Updated at 5:31 p.m.
Leading Republicans are racing to propose strict new limits on air travel to safeguard Americans against Ebola, the deadly virus that has reached the United States and left a Liberian man battling for his life in a Dallas hospital.
The latest to adopt that public position is Texas Gov. Rick Perry (R), a potential 2016 presidential candidate who is back in the national spotlight after doctors made the first Ebola diagnosis in the United States in his home state.
Unveiling a new state task force to combat infectious diseases on Monday morning, Perry called for federal officials to implement "enhanced screening procedures" at "all points of entry" to the United States and create "fully staffed quarantine stations" wherever people are entering the country.
"Washington needs to take immediate steps to minimize the dangers of Ebola and other infectious diseases," said the governor.
A pair of other Republicans called Monday for Obama to appoint a single adviser to coordinate the government's response to Ebola.
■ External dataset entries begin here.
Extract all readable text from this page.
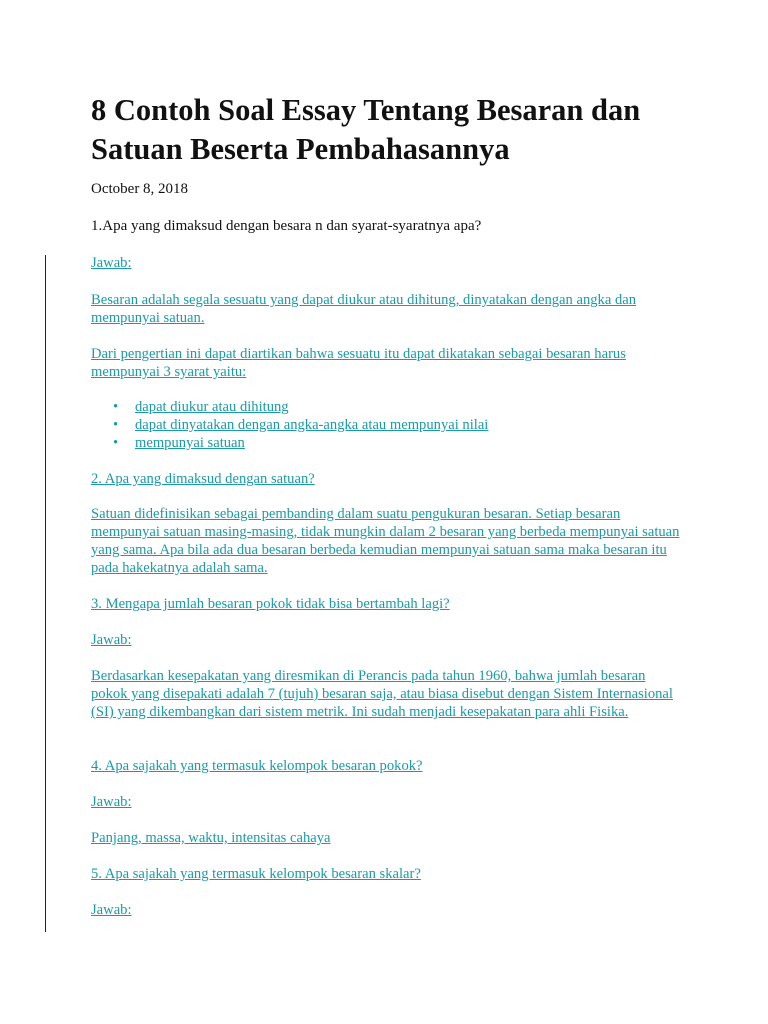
8 Contoh Soal Essay Tentang Besaran dan Satuan Beserta Pembahasannya
October 8, 2018
1.Apa yang dimaksud dengan besara n dan syarat-syaratnya apa?
Jawab:
Besaran adalah segala sesuatu yang dapat diukur atau dihitung, dinyatakan dengan angka dan mempunyai satuan.
Dari pengertian ini dapat diartikan bahwa sesuatu itu dapat dikatakan sebagai besaran harus mempunyai 3 syarat yaitu:
• dapat diukur atau dihitung
• dapat dinyatakan dengan angka-angka atau mempunyai nilai
• mempunyai satuan
2. Apa yang dimaksud dengan satuan?
Satuan didefinisikan sebagai pembanding dalam suatu pengukuran besaran. Setiap besaran mempunyai satuan masing-masing, tidak mungkin dalam 2 besaran yang berbeda mempunyai satuan yang sama. Apa bila ada dua besaran berbeda kemudian mempunyai satuan sama maka besaran itu pada hakekatnya adalah sama.
3. Mengapa jumlah besaran pokok tidak bisa bertambah lagi?
Jawab:
Berdasarkan kesepakatan yang diresmikan di Perancis pada tahun 1960, bahwa jumlah besaran pokok yang disepakati adalah 7 (tujuh) besaran saja, atau biasa disebut dengan Sistem Internasional (SI) yang dikembangkan dari sistem metrik. Ini sudah menjadi kesepakatan para ahli Fisika.
4. Apa sajakah yang termasuk kelompok besaran pokok?
Jawab:
Panjang, massa, waktu, intensitas cahaya
5. Apa sajakah yang termasuk kelompok besaran skalar?
Jawab:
Others have gone even further, calling for flight bans from West African countries and raising concerns about catastrophic scenarios. Republican strategists say it is all part of an effort to flex leadership credentials and tap into concerns Americans have with President Obama's readiness to handle crises after a series of missteps in his second term.
"Republicans are emphasizing the mishandling of the Ebola crisis by the Obama administration and tying it to the theme of government incompetence," said Republican strategist Ron Bonjean. "After a string of failures by the White House, the latest crisis over Ebola containment further underscores the need for new leadership."
Greg Mueller, a veteran of three GOP presidential campaigns, said he thinks recent lapses in security and safety have spurred Republicans to speak out about Ebola.
"We've got people walking though the front door of the White House, we've got child trafficking on the border, we've got [the Islamic State] beheading people and now you've got Ebola," he said.
After meeting with top advisers about Ebola at the White House Monday afternoon, President Obama said his administration will be "working on protocols to do additional passenger screening both at the source and here in the United States." The White House said it was not considering a travel ban.
Thomas Eric Duncan, who is fighting to survive in a Dallas hospital after being diagnosed with Ebola last week, flew from Liberia to Dallas last month. There are very few direct flights from West Africa to the united States, so Duncan changed planes in Brussels and at Dulles before arriving in Dallas -- news that has prompted concerns about air travel facilitating the spread of Ebola.
Sen. Jerry Moran (R-Kan.) and Rep. Frank Wolf (R-Va.) wrote Obama a letter Monday asking him to appoint a "single, senior advisor who will be responsible for coordinating all U.S. agencies and policies involving the international and domestic response to Ebola. They suggested Obama bring in former George W. Bush administration officials Colin Powell, Robert Gates and Mike Leavitt to "assist with this serious challenge."
Some possible Republican presidential hopefuls have focused their calls on tightening travel restrictions.
Louisiana Gov. Bobby Jindal (R) has called for a halt to flights from Ebola-stricken countries. Sen. Ted Cruz (R-Tex.) has penned a letter to the head of the Federal Aviation Administration with questions about what steps the agency was taking to prevent the spread of Ebola through air travel ahead of the busy holiday season. Sen. Rand Paul (R-Ky.) raised concerns in a recent radio interview about the the possibility "a whole ship" of American soldiers could get Ebola.
The Republican calls for new measures to prevent the spread of Ebola came as a Pew Research Center poll released Monday showed Republicans are more skeptical than Democrats about the federal government's ability to prevent an outbreak of Ebola.
"There's only so much that a state can do," said Perry.
The issue has also cropped up in several key midterm contests in states with some of the busiest international airports in the United States.
Thom Tillis, the Republican nominee for Senate in the crucial battleground state of North Carolina, last week called for U.S. officials to ban travel from Liberia, Sierra Leone and Guinea. In Michigan, Republican Senate nominee Terri Lynn Land has also called for a travel ban.
North Carolina is home to Charlotte Douglas International Airport, which saw more than 20 million passengers in 2012, according to the Department of Transportation. In Michigan, Detroit Metropolitan Airport saw nearly 16 million passengers that year.
At least one Democrat has mentioned Ebola in a campaign ad. Sen. Mark Pryor (D-Ark.) released a commercial in August attacking Rep. Tom Cotton (R) for cutting "billions from our nation's medical disaster and emergency programs."
Mark Berman contributed to this post.